I've been waiting until today to tell you what happened two weeks ago. Before I do that, let's back up a bit.
Early last year Baen Books told me that, yes, they were interested in my novel, The Seer, but that they wanted changes. Big changes. In a long conversation, they outlined the revisions they wanted. Totally understand, they said, if you'd rather not.
Thing was, they were right. The editors had, essentially, called me out on all my short-cuts, weak characterizations, arcs that needed to go farther, an ending that needed more closure.
Yeah, I said: count me in. I'm in. All in.

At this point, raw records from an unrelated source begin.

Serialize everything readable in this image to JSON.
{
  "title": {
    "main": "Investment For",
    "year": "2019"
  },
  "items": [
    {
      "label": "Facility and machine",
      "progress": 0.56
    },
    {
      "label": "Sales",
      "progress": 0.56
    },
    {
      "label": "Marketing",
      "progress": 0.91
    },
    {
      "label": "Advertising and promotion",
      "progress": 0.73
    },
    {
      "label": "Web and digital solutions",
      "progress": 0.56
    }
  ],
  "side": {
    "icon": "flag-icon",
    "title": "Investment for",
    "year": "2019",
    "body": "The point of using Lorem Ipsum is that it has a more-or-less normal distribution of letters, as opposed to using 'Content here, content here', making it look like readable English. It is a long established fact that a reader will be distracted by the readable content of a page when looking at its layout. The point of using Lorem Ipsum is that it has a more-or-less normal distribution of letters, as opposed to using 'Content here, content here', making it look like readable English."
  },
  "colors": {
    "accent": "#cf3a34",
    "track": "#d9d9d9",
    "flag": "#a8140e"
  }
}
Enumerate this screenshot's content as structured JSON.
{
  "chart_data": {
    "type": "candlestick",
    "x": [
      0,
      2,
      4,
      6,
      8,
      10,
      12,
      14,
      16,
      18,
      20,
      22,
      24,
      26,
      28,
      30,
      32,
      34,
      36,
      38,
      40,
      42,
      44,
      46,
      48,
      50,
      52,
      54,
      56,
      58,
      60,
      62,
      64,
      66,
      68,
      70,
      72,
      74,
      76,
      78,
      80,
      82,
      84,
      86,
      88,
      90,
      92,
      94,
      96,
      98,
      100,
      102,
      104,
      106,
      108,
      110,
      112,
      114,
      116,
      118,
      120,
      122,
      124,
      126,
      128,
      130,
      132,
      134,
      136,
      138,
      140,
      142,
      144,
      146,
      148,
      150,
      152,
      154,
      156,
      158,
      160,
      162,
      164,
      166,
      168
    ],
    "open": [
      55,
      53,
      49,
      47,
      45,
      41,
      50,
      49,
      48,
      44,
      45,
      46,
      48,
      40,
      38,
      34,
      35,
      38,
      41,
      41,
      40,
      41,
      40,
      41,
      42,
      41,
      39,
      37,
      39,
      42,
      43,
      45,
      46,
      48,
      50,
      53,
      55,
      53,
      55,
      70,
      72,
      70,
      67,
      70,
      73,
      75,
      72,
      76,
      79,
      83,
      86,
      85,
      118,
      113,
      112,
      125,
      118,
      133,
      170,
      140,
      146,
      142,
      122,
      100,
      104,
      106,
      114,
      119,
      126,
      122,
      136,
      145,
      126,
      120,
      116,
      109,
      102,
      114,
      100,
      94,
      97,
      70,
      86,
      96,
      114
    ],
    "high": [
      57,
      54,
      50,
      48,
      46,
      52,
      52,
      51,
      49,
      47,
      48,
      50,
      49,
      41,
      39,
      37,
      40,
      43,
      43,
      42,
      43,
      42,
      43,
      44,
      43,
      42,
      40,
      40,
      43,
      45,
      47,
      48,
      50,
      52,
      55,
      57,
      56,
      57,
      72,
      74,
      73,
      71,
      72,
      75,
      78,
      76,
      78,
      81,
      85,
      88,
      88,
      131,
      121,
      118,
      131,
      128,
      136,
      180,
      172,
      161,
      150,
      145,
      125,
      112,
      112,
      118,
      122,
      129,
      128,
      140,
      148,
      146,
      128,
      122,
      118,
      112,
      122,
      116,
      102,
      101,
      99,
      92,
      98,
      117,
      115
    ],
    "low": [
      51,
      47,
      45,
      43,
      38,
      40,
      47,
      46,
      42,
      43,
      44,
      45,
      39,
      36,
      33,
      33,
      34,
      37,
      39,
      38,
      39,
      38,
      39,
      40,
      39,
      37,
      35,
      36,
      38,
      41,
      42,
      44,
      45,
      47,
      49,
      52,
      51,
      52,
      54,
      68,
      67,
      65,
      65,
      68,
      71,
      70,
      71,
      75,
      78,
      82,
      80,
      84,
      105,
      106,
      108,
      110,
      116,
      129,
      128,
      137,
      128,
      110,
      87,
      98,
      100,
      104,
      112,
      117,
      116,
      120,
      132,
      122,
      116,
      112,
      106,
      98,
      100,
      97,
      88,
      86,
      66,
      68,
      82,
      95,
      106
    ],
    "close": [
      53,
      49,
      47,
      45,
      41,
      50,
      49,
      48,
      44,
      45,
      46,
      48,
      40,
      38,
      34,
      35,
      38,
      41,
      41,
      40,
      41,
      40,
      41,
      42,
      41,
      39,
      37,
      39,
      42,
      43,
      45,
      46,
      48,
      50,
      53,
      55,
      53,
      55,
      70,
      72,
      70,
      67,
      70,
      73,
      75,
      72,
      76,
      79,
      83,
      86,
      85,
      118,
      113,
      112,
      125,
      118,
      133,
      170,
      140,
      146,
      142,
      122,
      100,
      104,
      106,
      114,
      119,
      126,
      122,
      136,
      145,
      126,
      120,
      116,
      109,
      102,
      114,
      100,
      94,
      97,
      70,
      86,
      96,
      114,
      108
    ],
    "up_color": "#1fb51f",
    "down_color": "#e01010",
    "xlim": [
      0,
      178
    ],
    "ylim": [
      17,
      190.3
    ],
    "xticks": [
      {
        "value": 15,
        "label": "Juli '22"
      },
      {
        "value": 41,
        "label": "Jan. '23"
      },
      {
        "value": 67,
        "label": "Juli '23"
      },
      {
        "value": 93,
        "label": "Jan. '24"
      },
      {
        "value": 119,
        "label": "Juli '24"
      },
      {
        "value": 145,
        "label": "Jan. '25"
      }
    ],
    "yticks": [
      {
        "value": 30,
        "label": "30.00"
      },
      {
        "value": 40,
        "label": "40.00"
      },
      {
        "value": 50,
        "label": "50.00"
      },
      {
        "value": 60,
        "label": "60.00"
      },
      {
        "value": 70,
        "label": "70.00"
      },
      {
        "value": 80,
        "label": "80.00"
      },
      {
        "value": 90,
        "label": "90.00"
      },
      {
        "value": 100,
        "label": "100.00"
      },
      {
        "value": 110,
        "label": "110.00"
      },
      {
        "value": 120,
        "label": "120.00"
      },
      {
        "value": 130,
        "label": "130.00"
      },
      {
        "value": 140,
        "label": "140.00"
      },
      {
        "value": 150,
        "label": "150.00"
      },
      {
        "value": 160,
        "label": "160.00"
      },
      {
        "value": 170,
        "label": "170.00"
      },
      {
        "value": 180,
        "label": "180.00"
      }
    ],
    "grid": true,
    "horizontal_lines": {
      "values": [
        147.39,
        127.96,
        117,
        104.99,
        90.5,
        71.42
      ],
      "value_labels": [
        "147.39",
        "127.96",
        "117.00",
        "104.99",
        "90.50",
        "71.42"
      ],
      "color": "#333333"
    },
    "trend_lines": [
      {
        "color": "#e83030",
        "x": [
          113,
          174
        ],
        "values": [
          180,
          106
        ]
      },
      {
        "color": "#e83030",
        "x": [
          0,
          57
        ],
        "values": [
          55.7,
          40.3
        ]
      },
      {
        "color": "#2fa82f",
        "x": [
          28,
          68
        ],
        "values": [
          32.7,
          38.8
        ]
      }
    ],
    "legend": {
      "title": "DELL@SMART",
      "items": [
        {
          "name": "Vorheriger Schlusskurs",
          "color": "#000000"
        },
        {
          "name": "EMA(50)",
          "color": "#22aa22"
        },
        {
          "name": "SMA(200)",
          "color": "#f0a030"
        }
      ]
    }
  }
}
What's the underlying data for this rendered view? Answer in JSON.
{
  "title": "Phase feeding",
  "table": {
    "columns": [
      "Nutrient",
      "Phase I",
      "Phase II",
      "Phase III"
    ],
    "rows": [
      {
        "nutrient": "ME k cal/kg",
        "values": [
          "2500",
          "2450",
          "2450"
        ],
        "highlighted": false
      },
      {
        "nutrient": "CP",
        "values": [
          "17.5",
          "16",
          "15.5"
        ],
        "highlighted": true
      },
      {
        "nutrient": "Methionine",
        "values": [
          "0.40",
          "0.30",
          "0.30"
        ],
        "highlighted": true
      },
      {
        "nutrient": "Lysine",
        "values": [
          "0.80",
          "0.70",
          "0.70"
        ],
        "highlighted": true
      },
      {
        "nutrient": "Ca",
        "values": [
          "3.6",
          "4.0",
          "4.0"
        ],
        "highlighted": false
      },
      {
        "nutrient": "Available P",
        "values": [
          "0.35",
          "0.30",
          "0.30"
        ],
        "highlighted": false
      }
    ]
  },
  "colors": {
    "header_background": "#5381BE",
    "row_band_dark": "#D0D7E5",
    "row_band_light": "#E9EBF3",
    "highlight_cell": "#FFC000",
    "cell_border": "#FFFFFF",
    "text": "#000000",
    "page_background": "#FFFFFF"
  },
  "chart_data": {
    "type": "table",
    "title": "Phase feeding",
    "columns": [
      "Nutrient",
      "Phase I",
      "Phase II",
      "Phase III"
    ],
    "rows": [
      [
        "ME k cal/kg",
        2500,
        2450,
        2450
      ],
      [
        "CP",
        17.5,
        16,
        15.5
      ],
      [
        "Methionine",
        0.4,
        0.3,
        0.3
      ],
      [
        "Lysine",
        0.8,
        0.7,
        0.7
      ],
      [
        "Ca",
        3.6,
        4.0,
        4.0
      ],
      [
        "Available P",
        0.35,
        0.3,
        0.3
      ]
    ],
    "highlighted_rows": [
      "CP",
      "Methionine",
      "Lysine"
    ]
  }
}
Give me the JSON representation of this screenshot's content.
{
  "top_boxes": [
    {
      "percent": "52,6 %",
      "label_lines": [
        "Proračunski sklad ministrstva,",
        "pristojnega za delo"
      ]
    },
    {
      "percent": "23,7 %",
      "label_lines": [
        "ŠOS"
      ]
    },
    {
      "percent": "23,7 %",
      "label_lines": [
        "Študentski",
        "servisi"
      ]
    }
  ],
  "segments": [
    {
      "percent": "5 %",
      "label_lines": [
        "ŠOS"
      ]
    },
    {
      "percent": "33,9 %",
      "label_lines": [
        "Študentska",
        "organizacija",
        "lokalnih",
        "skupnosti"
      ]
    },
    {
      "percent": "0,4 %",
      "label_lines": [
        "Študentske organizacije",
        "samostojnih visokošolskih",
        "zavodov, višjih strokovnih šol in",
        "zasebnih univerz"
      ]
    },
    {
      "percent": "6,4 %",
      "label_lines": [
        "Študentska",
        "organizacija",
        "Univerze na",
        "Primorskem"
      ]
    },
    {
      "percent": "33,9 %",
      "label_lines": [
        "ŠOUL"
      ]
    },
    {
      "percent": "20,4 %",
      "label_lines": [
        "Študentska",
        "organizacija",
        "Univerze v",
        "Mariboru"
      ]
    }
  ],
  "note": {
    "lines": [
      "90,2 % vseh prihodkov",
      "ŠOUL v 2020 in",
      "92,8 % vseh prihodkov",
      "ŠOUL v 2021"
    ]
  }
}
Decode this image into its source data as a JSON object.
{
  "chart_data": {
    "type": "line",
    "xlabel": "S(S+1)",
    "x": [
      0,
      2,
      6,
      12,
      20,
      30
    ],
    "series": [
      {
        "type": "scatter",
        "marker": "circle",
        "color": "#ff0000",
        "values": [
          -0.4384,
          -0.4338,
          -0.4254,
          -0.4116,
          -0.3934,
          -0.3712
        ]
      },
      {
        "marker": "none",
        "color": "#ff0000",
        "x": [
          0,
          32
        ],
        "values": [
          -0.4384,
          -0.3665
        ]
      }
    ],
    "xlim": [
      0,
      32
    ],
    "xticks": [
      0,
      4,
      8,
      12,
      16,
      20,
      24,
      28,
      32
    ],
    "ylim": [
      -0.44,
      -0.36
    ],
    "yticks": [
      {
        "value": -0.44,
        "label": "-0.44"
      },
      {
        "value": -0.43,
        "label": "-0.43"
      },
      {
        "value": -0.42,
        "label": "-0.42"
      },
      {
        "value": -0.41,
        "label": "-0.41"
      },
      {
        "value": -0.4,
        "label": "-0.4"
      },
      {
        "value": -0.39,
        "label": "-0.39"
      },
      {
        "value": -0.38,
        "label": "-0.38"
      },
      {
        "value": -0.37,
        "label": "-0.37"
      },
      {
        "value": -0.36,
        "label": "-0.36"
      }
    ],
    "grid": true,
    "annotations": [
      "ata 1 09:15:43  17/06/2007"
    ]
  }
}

Then I went to work. The revisions they wanted were huge -- plot-changing, character wrenching -- and in many cases they did not play nicely with each other. I realized that I needed to find new ways to tell a story that was fast becoming more complicated than anything I had laid hands on before. Bluntly, this story was going to require a better writer than I was to finish it. Somehow, I had to become that better writer.
I wish I could tell you it all blossomed in magic born of necessity, and there were some rare times when the words just flowed and it felt like some kind of magic, but most of the time it was me just reviewing plot-lines, checking maps, consulting my experts, and putting one finger in front of the other to write what too often felt like the clumsiest prose I'd ever fashioned.
I took out a lot of words. All the way through and in the final rewrites. My outtakes file is about half the size of the final manuscript, and that isn't short. (Though, I hasten to add, shorter than Game of Thrones. Ha!)
But most of the time what got me through the current scene or chapter was something akin to terror: I had signed a contract -- I had taken real money -- I had a deadline. Sure, I could quit, but then I'd have to flee the country and live in shame under an assumed name for the rest of my life.
There were moments where that seemed the better option.
I lined up some powerful allies. First readers. Friends. Experts. Advisers. My Muse. My Reader Advocate. (I'll explain later.) I warned them all that there would be times when I would loose faith in my ability, and that their job was to get me to the finish line. And they did. Wow, did they. More on that in another post.
As a writer I took a lot of risks with this book, with the story-line, characters, tensions, symbol choices, and so on -- things I hope my reader never notices consciously. I had no idea if the publisher would like what I'd done.
Sometimes I would lie there trying to sleep and think about all the risky things I'd done that they could object to, all the strange twists and turns I'd made, all the ways in which I'd incorporated the changes they wanted, but gone a fair bit beyond what might have been enough, all in order to tell the story that needed to be told.
In the last two months before the deadline, it came to me -- in my gut, not intellectually -- that I had to write the story the best I possibly could -- so that, if the publisher did not like it after all, I would know, beyond any shadow of a doubt, that it wasn't because I'd held back.
I didn't hold back.
Then, the last day of March -- two weeks ago -- I shipped it. That's what I wanted to tell you.
I was surprisingly calm about it. I had, after all, given it everything I had. If it wasn't good enough, well, so be it; I knew I hadn't taken any shortcuts.
Today my editor at Baen wrote me back. He said he'd finished the book. The fixes he wants are minor.
He called it wonderful. He called it excellent. He said I'd made all the changes he'd hoped for and more. He said he was proud to be publishing it.
Me, too. Very much so. The Seer is scheduled to hit ink in spring of 2016.